Tach squatted and stripped the meat from the chicken with graceful slender fingers. She ate in quick little gulps but was careful to rate her intake. Too much too fast would send the stomach into a spasm, and it would be criminal to vomit up this bounty. There was a tomato on the plate. She bit into it, the juice oozing over her chin. Replete for the first time in weeks, she sighed and rocked back on her heels.

She seemed relaxed. In reality, she was measuring the distance between Peanut and the door. Testing the strength of her muscles. Suddenly she sprang and darted for the exit. But the weeks of imprisonment had taken their toll. Clumsily she staggered forward on trembling legs. The horny surface of Peanut's arm connected painfully with her face, flinging her backward.

He was stuttering with shame. "I'm sorry. I'm sorry, Doc, but you made me. I gotta think of the others." Peanut swept up the tray and fled. The slamming of the door had a certain grim finality. Tachyon began to weep.

Wait, wait, my love.

It was telepathy, but telepathy like a half-seen shadow in the darkness, a firefly's path observed from the corner of an eye, the sigh of music blown on the wind. She reached for that elusive telepathic sense with both hands.

"Help me!" she screamed aloud. I will not fail you.

The contact was broken, but the sincerity of that promise warmed Tachyon with the comfort of an embrace. Someone cared.

With dawning wonder, she stroked the material of the blouse. Silk. To what care this mysterious benefactor had gone.

"Thank you. Thank you!" she whispered into the darkness.

His eyes turned down at the corners when he smiled. It gave him a crafty catlike look, and it always made Tisianne laugh when he saw it. When Shaklan got that look, it meant work would be put aside and some pleasurable outing was forthcoming.

"Papa, where are we going?"

"Ice-sailing."

"But it's past my bedtime, and I'm hungry… and cold."

"What you'll see is worth more than sleep."

His arms were clasped about his father's neck, and the fur and lace at the older man's throat tickled Tis's nose. He sneezed. The sound blended with the crack of boot heels on the marble floor.

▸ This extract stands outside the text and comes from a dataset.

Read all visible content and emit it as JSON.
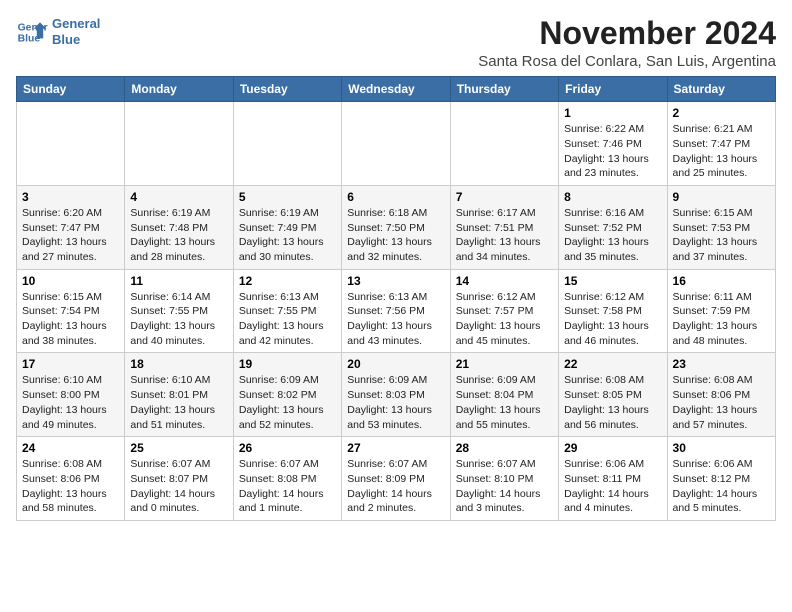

The aurora borealis was dancing like a shaken curtain of jewels across the star-strewn blackness of the night sky. The cold was intense, and each breath hurt like a rake of claws across the lungs. The glacier that crowned the peak of Da'shalan was cracking and groaning. The crunch of snow beneath booted feet, an occasional muffled cough from the bodyguards. Tis kept his eyes closed, his face buried against his father's neck. Shaklan smelled of ambergis and musk and the sharp pungent scent of gunpowder.

Glittering like a mirror, the lake threw back the colors of the borealis. A ice-sailor skimmed across the surface of the frozen water. It was accompanied by a delicate ringing of bells. It heeled over and skidded to a stop with a hiss. Ice fragments stung Tis's face. He licked his lips and tasted the sharp taste of mountain water as the ice melted in the heat of his mouth.

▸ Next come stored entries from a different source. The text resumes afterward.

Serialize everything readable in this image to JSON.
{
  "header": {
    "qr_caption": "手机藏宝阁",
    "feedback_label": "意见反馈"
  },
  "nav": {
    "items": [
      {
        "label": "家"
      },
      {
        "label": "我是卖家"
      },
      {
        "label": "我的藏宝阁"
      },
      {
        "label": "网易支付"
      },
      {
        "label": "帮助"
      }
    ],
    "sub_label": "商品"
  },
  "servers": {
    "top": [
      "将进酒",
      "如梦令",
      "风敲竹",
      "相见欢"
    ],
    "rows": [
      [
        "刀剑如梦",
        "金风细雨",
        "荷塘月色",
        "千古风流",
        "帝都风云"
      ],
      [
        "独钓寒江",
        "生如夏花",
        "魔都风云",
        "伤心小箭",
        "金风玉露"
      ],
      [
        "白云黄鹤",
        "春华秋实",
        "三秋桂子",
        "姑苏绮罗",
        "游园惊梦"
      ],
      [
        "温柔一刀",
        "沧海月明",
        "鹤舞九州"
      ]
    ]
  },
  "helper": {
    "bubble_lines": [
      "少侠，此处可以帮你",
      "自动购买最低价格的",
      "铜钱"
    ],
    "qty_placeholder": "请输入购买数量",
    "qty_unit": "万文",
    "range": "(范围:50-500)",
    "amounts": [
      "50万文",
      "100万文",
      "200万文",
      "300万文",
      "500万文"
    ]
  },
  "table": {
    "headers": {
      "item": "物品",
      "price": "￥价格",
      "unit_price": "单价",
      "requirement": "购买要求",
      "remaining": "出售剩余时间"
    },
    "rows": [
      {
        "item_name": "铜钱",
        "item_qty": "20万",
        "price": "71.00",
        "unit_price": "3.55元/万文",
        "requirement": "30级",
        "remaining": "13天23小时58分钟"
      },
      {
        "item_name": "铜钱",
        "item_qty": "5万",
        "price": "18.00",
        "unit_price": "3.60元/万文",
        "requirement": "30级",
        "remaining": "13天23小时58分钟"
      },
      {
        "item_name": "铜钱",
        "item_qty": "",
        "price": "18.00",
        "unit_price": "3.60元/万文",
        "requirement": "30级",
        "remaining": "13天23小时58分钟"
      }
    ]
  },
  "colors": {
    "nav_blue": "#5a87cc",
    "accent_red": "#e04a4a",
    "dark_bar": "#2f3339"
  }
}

They were aboard, and the wind was stinging his cheeks as the ice-sailor swept across the lake.

"Take the tiller, Tis."

"I can't, Papa. The wind… it's too cold."

A man stepped forward. The borealis formed a halo behind his dark head. A cloak of white and silver lay across his arm. The texture of the fur was so delicate, the tips sparkling in the starlight, that it seemed as if it had been formed of snow. He bowed.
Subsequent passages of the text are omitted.